De peildatum en deadline voor 2023 komen dichterbij. In dit artikel bespreek ik nog een aantal ‘losse eindjes’ die in mijn praktijk langskwamen.
Fictief regulier voordeel en drempel
Als je een fictief regulier voordeel over 2023 wilt voorkomen moet je (samen met partner en met verbonden personen voor hun excessieve deel van de schulden boven de drempel) onder de drempel van € 700.000 blijven. De drempel wordt door een amendement[1] voor volgend jaar verlaagd naar € 500.000. Dit amendement is de budgettaire dekking voor het niet afschaffen van de giftenaftrek in de vennootschapsbelasting voor giften onder de € 100.000. Bij dit amendement zit geen ‘overgangsregeling’.

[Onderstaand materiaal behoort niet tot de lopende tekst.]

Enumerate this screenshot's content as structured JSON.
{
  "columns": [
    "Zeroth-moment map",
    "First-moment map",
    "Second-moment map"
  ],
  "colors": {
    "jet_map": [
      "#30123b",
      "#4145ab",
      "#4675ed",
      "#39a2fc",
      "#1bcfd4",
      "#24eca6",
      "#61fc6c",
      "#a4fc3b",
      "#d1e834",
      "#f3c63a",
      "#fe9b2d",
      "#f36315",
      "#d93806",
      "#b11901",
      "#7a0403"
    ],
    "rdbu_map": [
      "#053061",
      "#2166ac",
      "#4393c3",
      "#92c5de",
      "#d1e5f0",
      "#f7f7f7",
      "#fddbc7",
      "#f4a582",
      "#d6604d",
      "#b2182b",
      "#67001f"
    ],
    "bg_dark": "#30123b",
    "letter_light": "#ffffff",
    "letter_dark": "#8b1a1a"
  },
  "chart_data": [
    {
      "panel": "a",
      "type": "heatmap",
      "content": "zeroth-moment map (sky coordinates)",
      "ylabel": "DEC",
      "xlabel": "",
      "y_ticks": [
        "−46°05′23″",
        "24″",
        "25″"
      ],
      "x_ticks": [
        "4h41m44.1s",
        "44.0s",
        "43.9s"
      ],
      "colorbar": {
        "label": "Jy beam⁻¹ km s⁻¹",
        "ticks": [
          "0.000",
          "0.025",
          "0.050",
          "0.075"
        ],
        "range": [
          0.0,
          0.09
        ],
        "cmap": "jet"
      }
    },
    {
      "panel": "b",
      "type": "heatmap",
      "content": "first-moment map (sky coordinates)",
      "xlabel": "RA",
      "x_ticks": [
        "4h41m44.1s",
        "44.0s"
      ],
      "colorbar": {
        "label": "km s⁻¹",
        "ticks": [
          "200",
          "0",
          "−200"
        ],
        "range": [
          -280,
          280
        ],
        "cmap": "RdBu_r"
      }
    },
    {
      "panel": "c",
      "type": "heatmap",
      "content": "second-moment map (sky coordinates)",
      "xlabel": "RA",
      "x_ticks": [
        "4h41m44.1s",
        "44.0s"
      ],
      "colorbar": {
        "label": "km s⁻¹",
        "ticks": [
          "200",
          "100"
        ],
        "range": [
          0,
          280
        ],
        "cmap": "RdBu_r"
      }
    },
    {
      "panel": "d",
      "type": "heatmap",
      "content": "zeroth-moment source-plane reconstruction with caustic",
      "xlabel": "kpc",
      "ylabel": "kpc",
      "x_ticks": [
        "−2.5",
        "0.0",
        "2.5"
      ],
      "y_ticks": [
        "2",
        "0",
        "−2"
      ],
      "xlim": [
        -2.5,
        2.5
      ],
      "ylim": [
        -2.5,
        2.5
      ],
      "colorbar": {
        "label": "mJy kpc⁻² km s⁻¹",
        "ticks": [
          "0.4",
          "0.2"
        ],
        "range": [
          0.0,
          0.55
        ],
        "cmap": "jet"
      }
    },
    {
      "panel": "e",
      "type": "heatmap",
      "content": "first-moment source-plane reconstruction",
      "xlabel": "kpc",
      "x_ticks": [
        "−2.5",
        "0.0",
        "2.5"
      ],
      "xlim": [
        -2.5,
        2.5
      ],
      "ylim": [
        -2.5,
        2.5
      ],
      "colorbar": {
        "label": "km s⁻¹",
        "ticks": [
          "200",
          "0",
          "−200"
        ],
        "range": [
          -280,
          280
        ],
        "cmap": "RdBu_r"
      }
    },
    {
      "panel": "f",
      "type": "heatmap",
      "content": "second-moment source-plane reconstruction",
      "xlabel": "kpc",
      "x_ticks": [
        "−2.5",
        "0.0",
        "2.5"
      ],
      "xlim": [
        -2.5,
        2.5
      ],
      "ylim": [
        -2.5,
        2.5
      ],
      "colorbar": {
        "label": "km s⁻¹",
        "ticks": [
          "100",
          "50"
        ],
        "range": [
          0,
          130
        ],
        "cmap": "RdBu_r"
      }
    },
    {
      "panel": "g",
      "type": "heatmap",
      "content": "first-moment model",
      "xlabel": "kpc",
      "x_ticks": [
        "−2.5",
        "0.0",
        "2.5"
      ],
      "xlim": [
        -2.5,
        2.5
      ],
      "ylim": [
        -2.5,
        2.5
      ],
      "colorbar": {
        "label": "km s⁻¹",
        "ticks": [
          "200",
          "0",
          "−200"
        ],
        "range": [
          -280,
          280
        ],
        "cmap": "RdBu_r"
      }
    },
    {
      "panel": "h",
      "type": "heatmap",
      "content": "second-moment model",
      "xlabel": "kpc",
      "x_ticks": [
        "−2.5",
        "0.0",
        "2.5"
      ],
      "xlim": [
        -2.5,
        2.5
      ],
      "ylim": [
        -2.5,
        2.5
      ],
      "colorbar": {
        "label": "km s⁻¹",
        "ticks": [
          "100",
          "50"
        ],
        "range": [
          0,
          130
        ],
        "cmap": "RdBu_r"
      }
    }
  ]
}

Voorbeeld: een dga leent van zijn bv voor een bedrag van € 1,0 miljoen (geen ews). In 2023 wordt € 300.000 als fictief regulier voordeel belast. Ooit kan voor deze verhoging van de drempel (€ 300.000) ook een negatief fictief regulier voordeel worden ‘verdiend’, bijvoorbeeld als de aanmerkelijk belang aandelen worden verkocht en box 2 wordt verlaten.
Let op 1: als deze dga in 2024 een schuld heeft aan zijn bv, is de drempel het standaardbedrag van € 500.000 (2024) plus € 300.000 (het bedrag dat in 2023 in de heffing is betrokken) en als de schuld aan de bv nog steeds € 1,0 miljoen bedraagt, moet in 2024 over € 200.000 worden betaald.
Let op 2: Je krijgt voor een fictief regulier voordeel geen beschikking; met andere woorden: deze moet je voor je klant zelf gaan ‘bijhouden’ (en weet dan dat er in de toekomst ooit een negatief fictief regulier voordeel tegenover staat).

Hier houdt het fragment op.